David de Csepel, a real estate developer turned marketing consultant who lives in Marina del Rey, is serving as the lead plaintiff in the case for strategic as well as personal reasons. On the strategic side, Shuster says it was important to have a young plaintiff — a great-grandson of Herzog, De Csepel is 44 — to make sure Hungarian officials know that "they can't just wait out the elder members of the family."

But De Csepel, who is one of more than 20 Herzog heirs, also talks about the case in highly personal terms. A transplant to Los Angeles, he got to know his great-grandfather's collection, though only in reproduction, growing up in Connecticut.

"My grandmother used to cut out pictures from art books of paintings from her father's collection and hang them in her New York City apartment," he explains. "He worked so hard to build a legacy, and she worked hard to preserve it."
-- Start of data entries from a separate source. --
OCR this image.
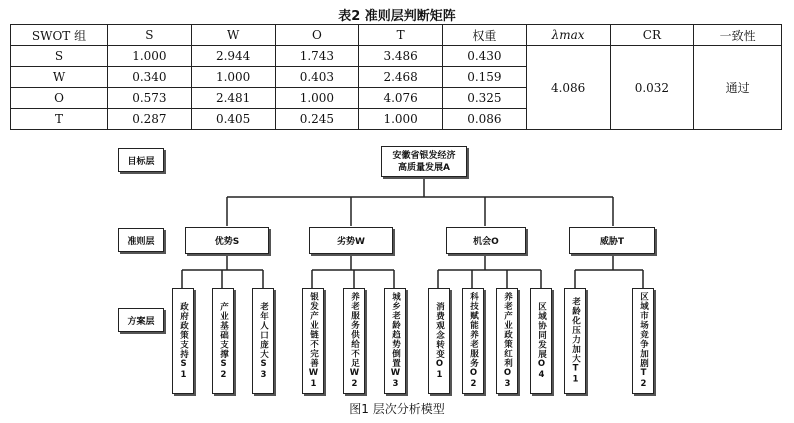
表2 准则层判断矩阵
SWOT 组	S	W	O	T	权重	λmax	CR	一致性
S	1.000	2.944	1.743	3.486	0.430	4.086	0.032	通过
W	0.340	1.000	0.403	2.468	0.159			
O	0.573	2.481	1.000	4.076	0.325			
T	0.287	0.405	0.245	1.000	0.086			
目标层
准则层
方案层
安徽省银发经济高质量发展A
优势S	劣势W	机会O	威胁T
政府政策支持S1	产业基础支撑S2	老年人口庞大S3	银发产业链不完善W1	养老服务供给不足W2	城乡老龄趋势倒置W3	消费观念转变O1	科技赋能养老服务O2	养老产业政策红利O3	区域协同发展O4	老龄化压力加大T1	区域市场竞争加剧T2
图1 层次分析模型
De Csepel's own commitment to recovering pieces from the collection grew after visiting the Museum of Fine Arts in Budapest in 1995, not long after his grandmother's death. There he saw many of the paintings in question for the first time. Some had wall labels identifying them as works from the Herzog collection.

"It was a strange feeling," De Csepel says of the visit. "It's not like I wanted to have the paintings hanging at my home — I don't know if I could sleep at night.... It's more a feeling of wanting justice for my family."
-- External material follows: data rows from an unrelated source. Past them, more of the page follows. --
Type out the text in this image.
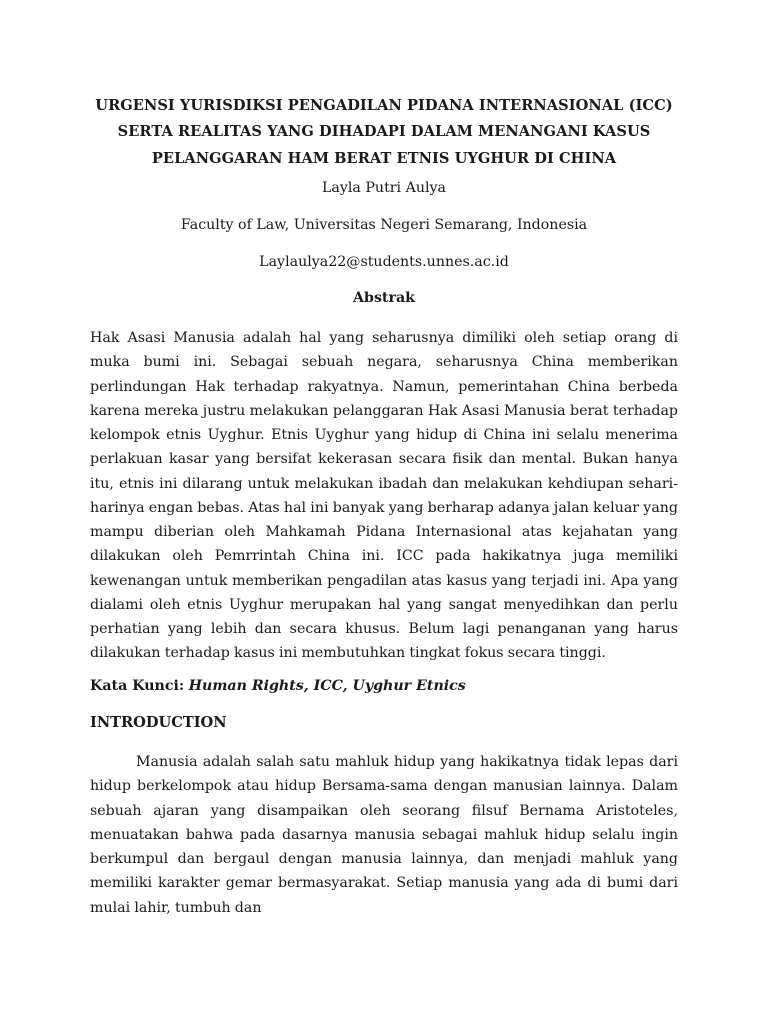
URGENSI YURISDIKSI PENGADILAN PIDANA INTERNASIONAL (ICC) SERTA REALITAS YANG DIHADAPI DALAM MENANGANI KASUS PELANGGARAN HAM BERAT ETNIS UYGHUR DI CHINA
Layla Putri Aulya
Faculty of Law, Universitas Negeri Semarang, Indonesia
Laylaulya22@students.unnes.ac.id
Abstrak

Hak Asasi Manusia adalah hal yang seharusnya dimiliki oleh setiap orang di muka bumi ini. Sebagai sebuah negara, seharusnya China memberikan perlindungan Hak terhadap rakyatnya. Namun, pemerintahan China berbeda karena mereka justru melakukan pelanggaran Hak Asasi Manusia berat terhadap kelompok etnis Uyghur. Etnis Uyghur yang hidup di China ini selalu menerima perlakuan kasar yang bersifat kekerasan secara fisik dan mental. Bukan hanya itu, etnis ini dilarang untuk melakukan ibadah dan melakukan kehdiupan sehari-harinya engan bebas. Atas hal ini banyak yang berharap adanya jalan keluar yang mampu diberian oleh Mahkamah Pidana Internasional atas kejahatan yang dilakukan oleh Pemrrintah China ini. ICC pada hakikatnya juga memiliki kewenangan untuk memberikan pengadilan atas kasus yang terjadi ini. Apa yang dialami oleh etnis Uyghur merupakan hal yang sangat menyedihkan dan perlu perhatian yang lebih dan secara khusus. Belum lagi penanganan yang harus dilakukan terhadap kasus ini membutuhkan tingkat fokus secara tinggi.

Kata Kunci: Human Rights, ICC, Uyghur Etnics
INTRODUCTION

Manusia adalah salah satu mahluk hidup yang hakikatnya tidak lepas dari hidup berkelompok atau hidup Bersama-sama dengan manusian lainnya. Dalam sebuah ajaran yang disampaikan oleh seorang filsuf Bernama Aristoteles, menuatakan bahwa pada dasarnya manusia sebagai mahluk hidup selalu ingin berkumpul dan bergaul dengan manusia lainnya, dan menjadi mahluk yang memiliki karakter gemar bermasyarakat. Setiap manusia yang ada di bumi dari mulai lahir, tumbuh dan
"My family was forced at gunpoint to leave Hungary, and some didn't make it," he continued. "They were sent out to concentration camps and never heard from again. We can't of course redo the past, but there are some areas where justice can be done."

He says his family has been actively seeking restitution since the early 1990s, first pursuing diplomatic routes with Hungarian officials and ultimately filing a lawsuit through the country's courts. The Herzog heirs lost that suit, which reached an appellate court, in 2008.

The latest suit is unusual for the sheer number of works being pursued — more than 40 works with known whereabouts as well as any others that might be in the Hungarian government's "possession, custody or control." Herzog's collection, which by the time of his death in 1934 included 2,500 objects, was dispersed beyond Hungary's borders as well; Germany, for instance, made three restitutions to the Herzog heirs this year.

The case is also unusual in another respect: Along with filing the claim, which is sparking national and international news coverage, the family has published a website to share its story: http://www.hungarylootedart.com . The site, which has the tagline "Hungary on Trial," includes some Herzog genealogy, historic family photographs and an online gallery of artwork.

De Csepel credits his wife, Joy Chen, onetime deputy mayor of L.A. and now an executive recruiter, with helping the family in its strategic thinking for this case, which at this stage involves international politics as much as legal precedents.

"As a former politician, Joy has been really important in helping us to get our point across," he says, "It's a legal case, yes, but we really do want people to know what's going on. We really want Hungary to feel some pressure."

Or, as Shuster puts it, "I think it's good to raise public consciousness. Whether it will shame Hungary into action, only time will tell."